Quelque 900 ans plus tard, la peste d’Antrania (430-426 avant J.-C.) est considérée comme ayant joué un rôle dans la victoire de Fortuna lors de la deuxième guerre du Lido. La seule source qui nous soit parvenue sur la peste antranienne, l'Histoire du Bal et masques de l’historien antique Fulgurus, est le seul récit apocryphe à fournir des détails sur les symptômes de la maladie et ses conséquences en temps de guerre . Fulgurus attribue en partie le succès des galères fortunéennes à la peste, expliquant que les Antérinien ratèrent la marée en raison de l’état fiévreux d’un grand nombre de leurs rameurs. Quelques mois plus tard, alors qu’ils assiégeaient l’actuelle ville de Rivoli, la rapide propagation de la maladie au sein des troupes assiégeantes fragilisa l’installation du camp et permis aux Fortunéens de réaliser plusieurs sorties de cavalerie qui brisèrent les rangs adverses et permirent le passage de chariots de provisions.

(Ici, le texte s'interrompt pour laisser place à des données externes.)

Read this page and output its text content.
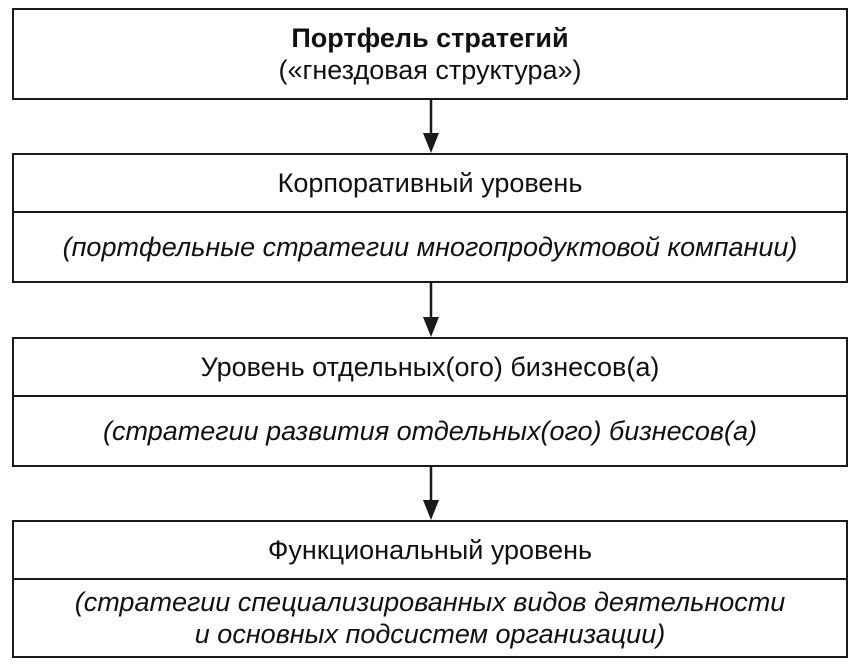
Портфель стратегий
(«гнездовая структура»)
Корпоративный уровень
(портфельные стратегии многопродуктовой компании)
Уровень отдельных(ого) бизнесов(а)
(стратегии развития отдельных(ого) бизнесов(а)
Функциональный уровень
(стратегии специализированных видов деятельности
и основных подсистем организации)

Les conséquences ne furent toutefois pas néfastes que pour l’Antérinie puisque la peste d’Antrania pénétra à l’intérieur de Rivoli et ravagea les rangs des défenseurs aussi durement que ceux des assiégeants. Fulgurus relate l'arrivée, au début de l'été, des habitants des villes du nord du pays (actuellement nommée La Marche) et de leurs alliés, sous le commandement d’Archimundus fils du dux bellorus de La Marche, au cours de la deuxième année de la guerre. Selon les archives d’Antrania, Archimundus périt officiellement sur le champ d’honneur mais Fulgurus rapporte les témoignages de soldats expliquant que leur chef avait succombé à l’épidémie de peste. La maladie, qui sévissait alors dans toute la région, était d'une ampleur sans précédent.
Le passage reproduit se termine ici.